First, there's qualitative vs. quantitative arguments. Yes, mis-tagging
occurs (for all the reasons Shawn gave in his reply). But Andreas' point
was that for languages needing more than ASCII, there's a nice
corrective. If many (most) viewers now base their display on charset,
then more documents would be expected to be correctly tagged for those
types of text, because they tend to degrade dramatically otherwise and
users (authors) would take action to correct the situation. The example
of this is reading a text as 8859-1 when it is 8859-2 (Eastern European)
This is different from the issue the issue of selecting the correct
charset, if it only affects some special symbols (copyright, punctuation
marks, the euro sign). In these cases, the text degrades in much more
subtle ways, and usually remains readable. I would expect that the
incidence of mis-tagging in such a situation is larger. The example for
this is reading a text as 8859-1 when it was 1252 (Windows code page
with extra characters not in ISO 8859-1 - Shawn mentioned this case as
well).
If I were to design a charset-verifier, I would distinguish between
these two cases. If something came tagged with a region-specific
charset, I would honor that, unless I found strong evidence of the "this
can't be right" nature. In some cases, to collect such evidence would
require significant statistics. The rule here should be "do no harm",
that is, destroying a document by incorrectly changing a true charset
should receive a nuch higher penalty than failing to detect a broken
charset. (That way, you don't penalize people who live by the rules :).
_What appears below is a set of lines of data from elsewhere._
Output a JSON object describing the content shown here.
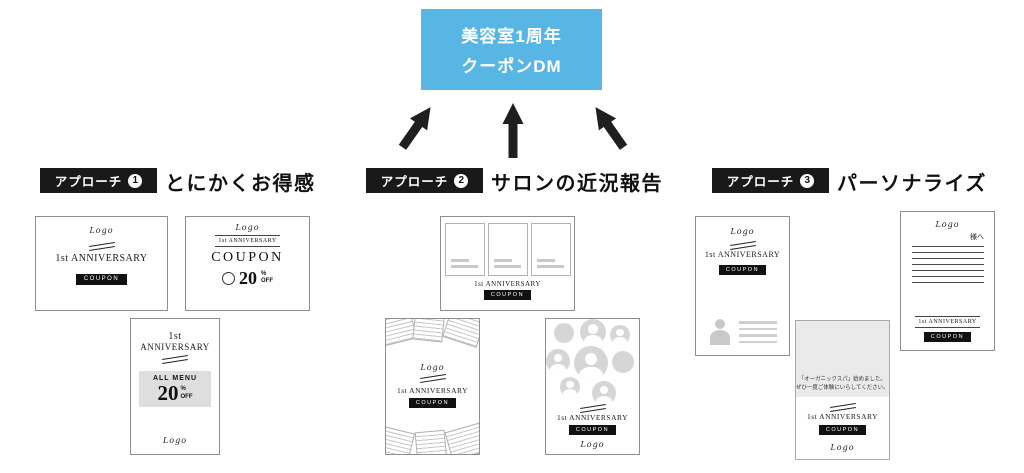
{
  "colors": {
    "accent_blue": "#57b6e4",
    "badge_black": "#191919"
  },
  "title_box": {
    "line1": "美容室1周年",
    "line2": "クーポンDM"
  },
  "approaches": [
    {
      "badge_text": "アプローチ",
      "badge_num": "1",
      "label": "とにかくお得感"
    },
    {
      "badge_text": "アプローチ",
      "badge_num": "2",
      "label": "サロンの近況報告"
    },
    {
      "badge_text": "アプローチ",
      "badge_num": "3",
      "label": "パーソナライズ"
    }
  ],
  "common": {
    "logo": "Logo",
    "anniversary": "1st ANNIVERSARY",
    "anniversary_1": "1st",
    "anniversary_2": "ANNIVERSARY",
    "coupon": "COUPON"
  },
  "approach1_cards": {
    "coupon_headline": "COUPON",
    "discount_number": "20",
    "discount_percent": "%",
    "discount_off": "OFF",
    "all_menu": "ALL MENU"
  },
  "approach3_cards": {
    "addressee": "様へ",
    "message_line1": "「オーガニックスパ」始めました。",
    "message_line2": "ぜひ一度ご体験にいらしてください。"
  }
}
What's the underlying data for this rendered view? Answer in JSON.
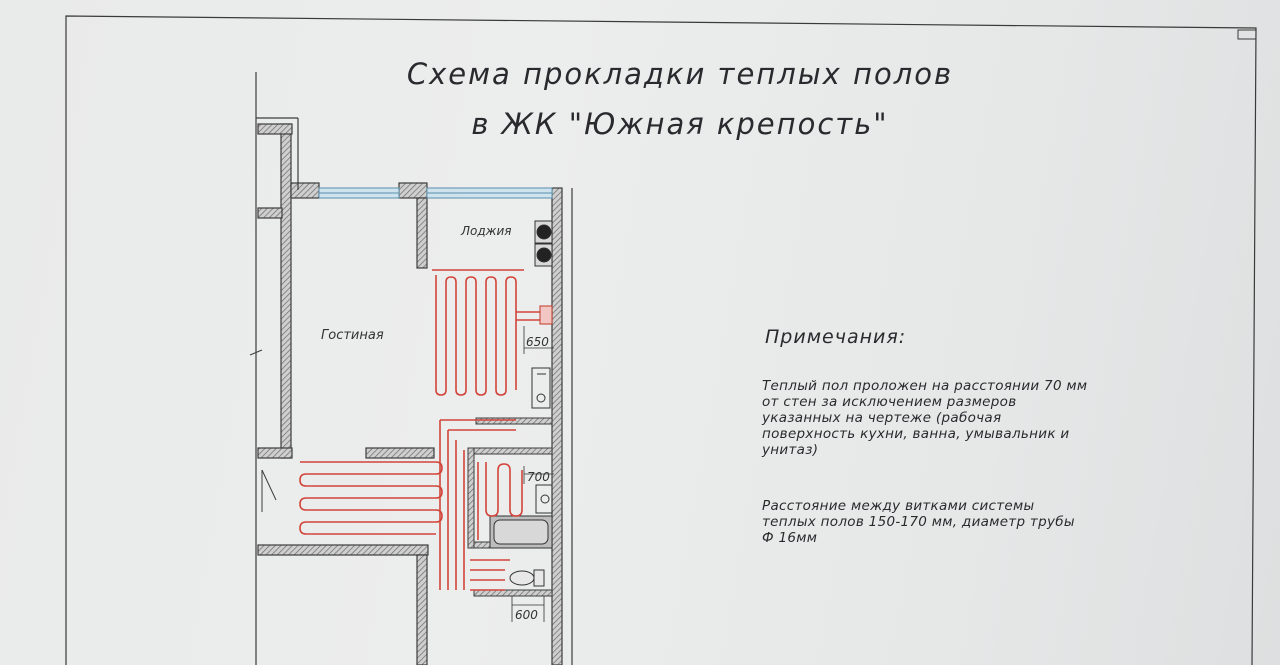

When it comes to a document tagged with 8859-1, I might relax this
slightly, as that tag is one of the common default tags and is more
likely to have been applied blindly.
When it comes to deciding whether something is Windows code page or a
true ISO charset, the bar can be set lower - one is a superset of the
other usually, and detecting any characters in the superset should
trigger a reassignment. Unlike the other case, the "penalties" for
getting this wrong are much less severe.